Published: 10 months ago

Q&A: How Can I Break Up Volunteer Conversations?


When my volunteers are serving, they are often more excited about focusing on each other than focusing on our guests. How can I prevent personal conversations among volunteers while they’re “on the clock”?

[submitted via the 2018 blog survey]


Short answer: you shouldn’t.

Notice I didn’t say you can’t. You certainly can. You can create rules and policies that discourage volunteers from talking when they should be serving. You can act as the Fun Police, heartlessly squashing any attempts at fellowship. You can keep a pocket full of ping pong balls and lob them at the skull of anyone who gets out of line and tries to make a friend.

I’m being a little melodramatic, but here’s the point: I don’t think we want to put our volunteers in a position where they can’t talk to each other, encourage each other, and befriend each other. A volunteer may start serving because of a desire to help others, but they’ll keep serving because of healthy relationships.

But I get it: we really do need to make sure that we’re not focusing on our old friends to the detriment of our new ones. So here are a few thoughts:

1. Remind them of the win. 

If the best defense is a good offense, then leaders need to constantly point volunteers to the reason they’re here. So tell stories. Every weekend, cast a vision for what the morning should look like by telling stories of guests who have connected. Call out positive behavior when you see volunteers connect with guests.
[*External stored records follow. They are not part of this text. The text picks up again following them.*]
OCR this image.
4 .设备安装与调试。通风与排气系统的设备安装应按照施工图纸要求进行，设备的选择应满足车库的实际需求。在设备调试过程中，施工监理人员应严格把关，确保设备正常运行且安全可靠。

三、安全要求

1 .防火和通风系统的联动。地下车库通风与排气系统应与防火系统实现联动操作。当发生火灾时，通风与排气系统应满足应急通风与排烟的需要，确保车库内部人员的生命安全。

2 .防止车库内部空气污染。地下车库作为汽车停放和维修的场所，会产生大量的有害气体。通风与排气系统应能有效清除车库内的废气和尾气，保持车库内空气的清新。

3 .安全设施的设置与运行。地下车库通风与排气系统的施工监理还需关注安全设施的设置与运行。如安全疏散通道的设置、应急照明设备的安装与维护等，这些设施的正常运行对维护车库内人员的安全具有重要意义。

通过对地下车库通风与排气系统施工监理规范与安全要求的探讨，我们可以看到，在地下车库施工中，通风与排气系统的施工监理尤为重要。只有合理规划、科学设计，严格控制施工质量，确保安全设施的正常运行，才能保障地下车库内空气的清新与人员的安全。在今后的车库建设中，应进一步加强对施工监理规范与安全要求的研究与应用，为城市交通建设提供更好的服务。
2. Stand ’em shoulder-to-shoulder.

There is going to be downtime when guests aren’t coming in. But rather than using those times to huddle up and whisper the latest gossip to their friends, volunteers should maintain an outward posture, constantly scanning their surroundings to make sure they can drop the conversation and focus on a guest when they arrive.

3. Provide a backstage. 

No matter a person’s level of extroversion, it can be hard to be “on” for 100% of the time. Provide an area where volunteers can gather and not worry about having to focus on guests. We call our area Volunteer Headquarters, or VHQ. But even if you’re providing a relaxed space, don’t forget your guests. Leave a skeleton crew in place.